第10章 夏祭り
次の日、私は差し入れを持って再び寺を訪れた。
「わぁっ!お姉ちゃんありがとう」
「ゆっくり食べてね。まだあるから」
子ども達の笑顔に癒されていると、昨日の僧侶 良心さんがお堂から出てきた。
「伽耶さん。いらしてたのですか?」
「良心さんこんにちは。お邪魔してます」
「子どもたちにありがとうございます。それであの…」
言葉の続きは聞かなくても分かった。信長様に話を通せたかどうかを知りたいのだと。
「あの…」
私は正直に、嘆願書ば受理され信長様の元へ届いている事。ただ順番があってそれを待ってほしい事を伝えた。
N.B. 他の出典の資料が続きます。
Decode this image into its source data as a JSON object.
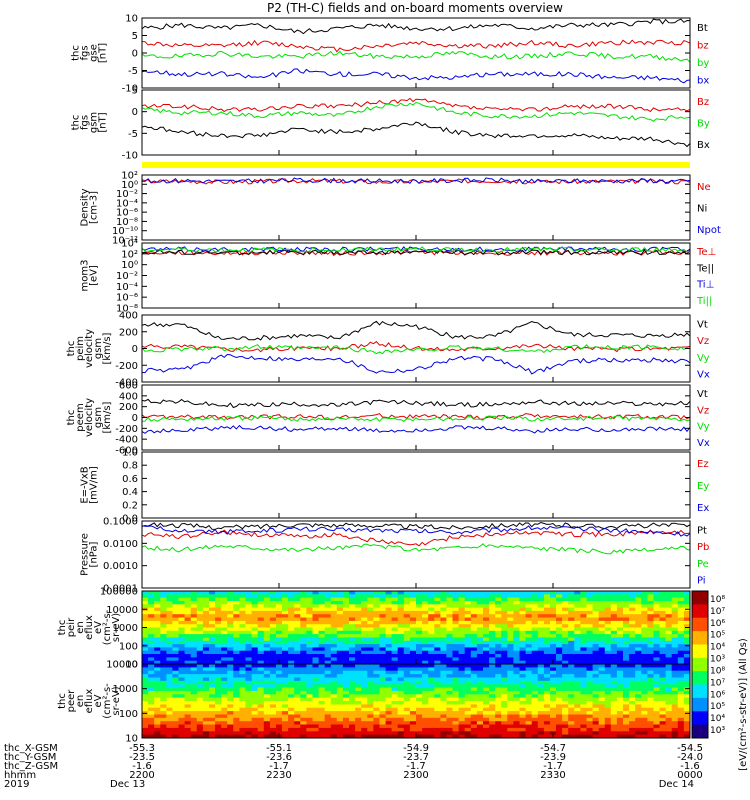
{
  "title": "P2 (TH-C) fields and on-board moments overview",
  "colors": {
    "black": "#000000",
    "red": "#e00000",
    "green": "#00e000",
    "blue": "#0000e0",
    "yellow": "#ffff00"
  },
  "chart_data": [
    {
      "type": "line",
      "ylabel": [
        "thc",
        "fgs",
        "gse",
        "[nT]"
      ],
      "yticks": [
        "10",
        "5",
        "0",
        "-5",
        "-10"
      ],
      "ylim": [
        -10,
        10
      ],
      "series": [
        {
          "name": "Bt",
          "color": "black",
          "values": [
            7,
            8,
            7,
            8,
            6,
            7,
            8,
            7,
            7,
            8,
            7,
            8,
            8,
            9,
            9
          ]
        },
        {
          "name": "bz",
          "color": "red",
          "values": [
            3,
            2,
            2,
            3,
            2,
            1,
            2,
            3,
            2,
            2,
            3,
            2,
            3,
            3,
            3
          ]
        },
        {
          "name": "by",
          "color": "green",
          "values": [
            -1,
            -1,
            0,
            -1,
            -1,
            0,
            -1,
            -1,
            0,
            -1,
            -1,
            0,
            -1,
            -1,
            -2
          ]
        },
        {
          "name": "bx",
          "color": "blue",
          "values": [
            -5,
            -6,
            -6,
            -7,
            -5,
            -6,
            -6,
            -7,
            -7,
            -6,
            -6,
            -6,
            -7,
            -7,
            -8
          ]
        }
      ]
    },
    {
      "type": "line",
      "ylabel": [
        "thc",
        "fgs",
        "gsm",
        "[nT]"
      ],
      "yticks": [
        "5",
        "0",
        "-5",
        "-10"
      ],
      "ylim": [
        -12,
        8
      ],
      "series": [
        {
          "name": "Bz",
          "color": "red",
          "values": [
            3,
            3,
            2,
            2,
            3,
            3,
            4,
            5,
            3,
            2,
            2,
            3,
            3,
            2,
            2
          ]
        },
        {
          "name": "By",
          "color": "green",
          "values": [
            2,
            1,
            1,
            0,
            1,
            0,
            3,
            4,
            1,
            0,
            0,
            1,
            0,
            -1,
            0
          ]
        },
        {
          "name": "Bx",
          "color": "black",
          "values": [
            -3,
            -5,
            -6,
            -6,
            -4,
            -5,
            -4,
            -2,
            -5,
            -6,
            -6,
            -6,
            -7,
            -7,
            -9
          ]
        }
      ]
    },
    {
      "type": "line",
      "ylabel": [
        "Density",
        "[cm-3]"
      ],
      "yticks": [
        "10²",
        "10⁰",
        "10⁻²",
        "10⁻⁴",
        "10⁻⁶",
        "10⁻⁸",
        "10⁻¹⁰",
        "10⁻¹²"
      ],
      "ylim": [
        -12,
        2
      ],
      "log": true,
      "series": [
        {
          "name": "Ne",
          "color": "red",
          "values": [
            0.6,
            0.7,
            0.5,
            0.6,
            0.8,
            0.7,
            0.5,
            0.6,
            0.7,
            0.8,
            0.5,
            0.6,
            0.6,
            0.7,
            0.5
          ]
        },
        {
          "name": "Ni",
          "color": "black",
          "values": []
        },
        {
          "name": "Npot",
          "color": "blue",
          "values": [
            0.7,
            0.8,
            0.6,
            0.7,
            0.9,
            0.8,
            0.7,
            0.7,
            0.8,
            0.9,
            0.6,
            0.7,
            0.7,
            0.8,
            0.6
          ]
        }
      ]
    },
    {
      "type": "line",
      "ylabel": [
        "mom3",
        "[eV]"
      ],
      "yticks": [
        "10⁴",
        "10²",
        "10⁰",
        "10⁻²",
        "10⁻⁴",
        "10⁻⁶",
        "10⁻⁸"
      ],
      "ylim": [
        -9,
        5
      ],
      "log": true,
      "series": [
        {
          "name": "Te⊥",
          "color": "red",
          "values": [
            2.9,
            2.9,
            2.8,
            2.9,
            2.9,
            2.8,
            2.9,
            3.0,
            2.9,
            2.8,
            2.9,
            2.9,
            2.8,
            2.9,
            2.9
          ]
        },
        {
          "name": "Te||",
          "color": "black",
          "values": [
            3.0,
            3.0,
            2.9,
            3.0,
            3.0,
            2.9,
            3.0,
            3.1,
            3.0,
            2.9,
            3.0,
            3.0,
            2.9,
            3.0,
            3.0
          ]
        },
        {
          "name": "Ti⊥",
          "color": "blue",
          "values": [
            3.6,
            3.7,
            3.6,
            3.6,
            3.7,
            3.6,
            3.7,
            3.8,
            3.7,
            3.6,
            3.7,
            3.7,
            3.6,
            3.7,
            3.6
          ]
        },
        {
          "name": "Ti||",
          "color": "green",
          "values": [
            3.5,
            3.6,
            3.5,
            3.5,
            3.6,
            3.5,
            3.6,
            3.7,
            3.6,
            3.5,
            3.6,
            3.6,
            3.5,
            3.6,
            3.5
          ]
        }
      ]
    },
    {
      "type": "line",
      "ylabel": [
        "thc",
        "peim",
        "velocity",
        "gsm",
        "[km/s]"
      ],
      "yticks": [
        "400",
        "200",
        "0",
        "-200",
        "-400"
      ],
      "ylim": [
        -420,
        420
      ],
      "series": [
        {
          "name": "Vt",
          "color": "black",
          "values": [
            300,
            300,
            120,
            130,
            160,
            130,
            320,
            280,
            140,
            150,
            320,
            170,
            170,
            160,
            180
          ]
        },
        {
          "name": "Vz",
          "color": "red",
          "values": [
            20,
            30,
            0,
            -20,
            10,
            0,
            60,
            0,
            -10,
            10,
            40,
            0,
            -10,
            0,
            10
          ]
        },
        {
          "name": "Vy",
          "color": "green",
          "values": [
            -20,
            -10,
            0,
            20,
            0,
            10,
            -40,
            -20,
            10,
            0,
            -40,
            20,
            10,
            20,
            0
          ]
        },
        {
          "name": "Vx",
          "color": "blue",
          "values": [
            -280,
            -270,
            -100,
            -110,
            -140,
            -110,
            -290,
            -260,
            -120,
            -130,
            -300,
            -150,
            -150,
            -140,
            -160
          ]
        }
      ]
    },
    {
      "type": "line",
      "ylabel": [
        "thc",
        "peem",
        "velocity",
        "gsm",
        "[km/s]"
      ],
      "yticks": [
        "600",
        "400",
        "200",
        "0",
        "-200",
        "-400",
        "-600"
      ],
      "ylim": [
        -620,
        620
      ],
      "series": [
        {
          "name": "Vt",
          "color": "black",
          "values": [
            320,
            300,
            230,
            240,
            260,
            230,
            300,
            280,
            240,
            250,
            300,
            260,
            270,
            260,
            270
          ]
        },
        {
          "name": "Vz",
          "color": "red",
          "values": [
            20,
            10,
            0,
            10,
            20,
            0,
            30,
            20,
            10,
            0,
            40,
            10,
            20,
            10,
            0
          ]
        },
        {
          "name": "Vy",
          "color": "green",
          "values": [
            -40,
            -30,
            -20,
            -10,
            -30,
            -20,
            -40,
            -30,
            -20,
            -10,
            -30,
            -20,
            -10,
            -20,
            -30
          ]
        },
        {
          "name": "Vx",
          "color": "blue",
          "values": [
            -260,
            -250,
            -190,
            -200,
            -230,
            -200,
            -260,
            -240,
            -200,
            -210,
            -260,
            -220,
            -230,
            -220,
            -230
          ]
        }
      ]
    },
    {
      "type": "line",
      "ylabel": [
        "E=-VxB",
        "[mV/m]"
      ],
      "yticks": [
        "1.0",
        "0.8",
        "0.6",
        "0.4",
        "0.2",
        "0.0"
      ],
      "ylim": [
        0,
        1
      ],
      "series": [
        {
          "name": "Ez",
          "color": "red",
          "values": []
        },
        {
          "name": "Ey",
          "color": "green",
          "values": []
        },
        {
          "name": "Ex",
          "color": "blue",
          "values": []
        }
      ]
    },
    {
      "type": "line",
      "ylabel": [
        "Pressure",
        "[nPa]"
      ],
      "yticks": [
        "0.1000",
        "0.0100",
        "0.0010",
        "0.0001"
      ],
      "ylim": [
        -4,
        -1
      ],
      "log": true,
      "series": [
        {
          "name": "Pt",
          "color": "black",
          "values": [
            -1.15,
            -1.2,
            -1.3,
            -1.25,
            -1.15,
            -1.2,
            -1.2,
            -1.25,
            -1.3,
            -1.2,
            -1.15,
            -1.2,
            -1.25,
            -1.2,
            -1.2
          ]
        },
        {
          "name": "Pb",
          "color": "red",
          "values": [
            -1.6,
            -1.7,
            -1.5,
            -1.6,
            -1.7,
            -1.6,
            -1.9,
            -2.1,
            -1.7,
            -1.6,
            -1.5,
            -1.6,
            -1.6,
            -1.5,
            -1.5
          ]
        },
        {
          "name": "Pe",
          "color": "green",
          "values": [
            -2.2,
            -2.3,
            -2.1,
            -2.2,
            -2.3,
            -2.2,
            -2.1,
            -2.3,
            -2.2,
            -2.1,
            -2.2,
            -2.3,
            -2.4,
            -2.3,
            -2.2
          ]
        },
        {
          "name": "Pi",
          "color": "blue",
          "values": [
            -1.3,
            -1.4,
            -1.5,
            -1.45,
            -1.35,
            -1.4,
            -1.4,
            -1.45,
            -1.5,
            -1.4,
            -1.3,
            -1.35,
            -1.4,
            -1.5,
            -1.6
          ]
        }
      ]
    },
    {
      "type": "heatmap",
      "ylabel": [
        "thc",
        "peir",
        "en",
        "eflux",
        "eV",
        "(cm²-s-",
        "sr-eV)"
      ],
      "yticks": [
        "100000",
        "10000",
        "1000",
        "100",
        "10"
      ],
      "ylim": [
        1,
        5
      ],
      "log": true
    },
    {
      "type": "heatmap",
      "ylabel": [
        "thc",
        "peer",
        "en",
        "eflux",
        "eV",
        "(cm²-s-",
        "sr-eV)"
      ],
      "yticks": [
        "10000",
        "1000",
        "100",
        "10"
      ],
      "ylim": [
        0.8,
        4.5
      ],
      "log": true
    }
  ],
  "colorbar": {
    "ticks": [
      "10⁸",
      "10⁷",
      "10⁶",
      "10⁵",
      "10⁴",
      "10³",
      "10⁸",
      "10⁷",
      "10⁶",
      "10⁵",
      "10⁴",
      "10³"
    ],
    "label": "[eV/(cm²-s-str-eV)] (All Qs)"
  },
  "xaxis": {
    "row_labels": [
      "thc_X-GSM",
      "thc_Y-GSM",
      "thc_Z-GSM",
      "hhmm",
      "2019"
    ],
    "ticks": [
      {
        "rows": [
          "-55.3",
          "-23.5",
          "-1.6",
          "2200",
          "Dec 13"
        ]
      },
      {
        "rows": [
          "-55.1",
          "-23.6",
          "-1.7",
          "2230",
          ""
        ]
      },
      {
        "rows": [
          "-54.9",
          "-23.7",
          "-1.7",
          "2300",
          ""
        ]
      },
      {
        "rows": [
          "-54.7",
          "-23.9",
          "-1.7",
          "2330",
          ""
        ]
      },
      {
        "rows": [
          "-54.5",
          "-24.0",
          "-1.6",
          "0000",
          "Dec 14"
        ]
      }
    ]
  }
}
「偉そうに言っておいてなんのお役にも立たずごめんなさい。でもそのうちに順番が回ってきますので、諦めずに待っていて下さいっ!」
「…そうですか。あの子達のためにありがとうございます。ですがもう無理はなさらないでください」
「無理なんてしてません。それに信長様はきっと助けて下さいます。それまでは私も良心さんのお手伝いをさせて下さい」
「伽耶さんが?」
「はい。大きな手を差し伸べる事はできませんが、何か少しでもお手伝いができれば嬉しいです」
お寺の助けになりたい気持ちと、信長様への街の人たちの不信感を少しでも無くしてほしい気持ち。そして安土でお世話になったみんなに恩返しをしたい気持ちを行動で示したい。
「伽耶さん分かりました。では、無理のない範囲でお手伝いをお願いしても宜しいですか?」
良心さんは観念したように笑ってから頭を少し下げた。
「はい、宜しくお願いします」
こうして私のお寺通いが始まり、この事があらぬ誤解を生むことになる。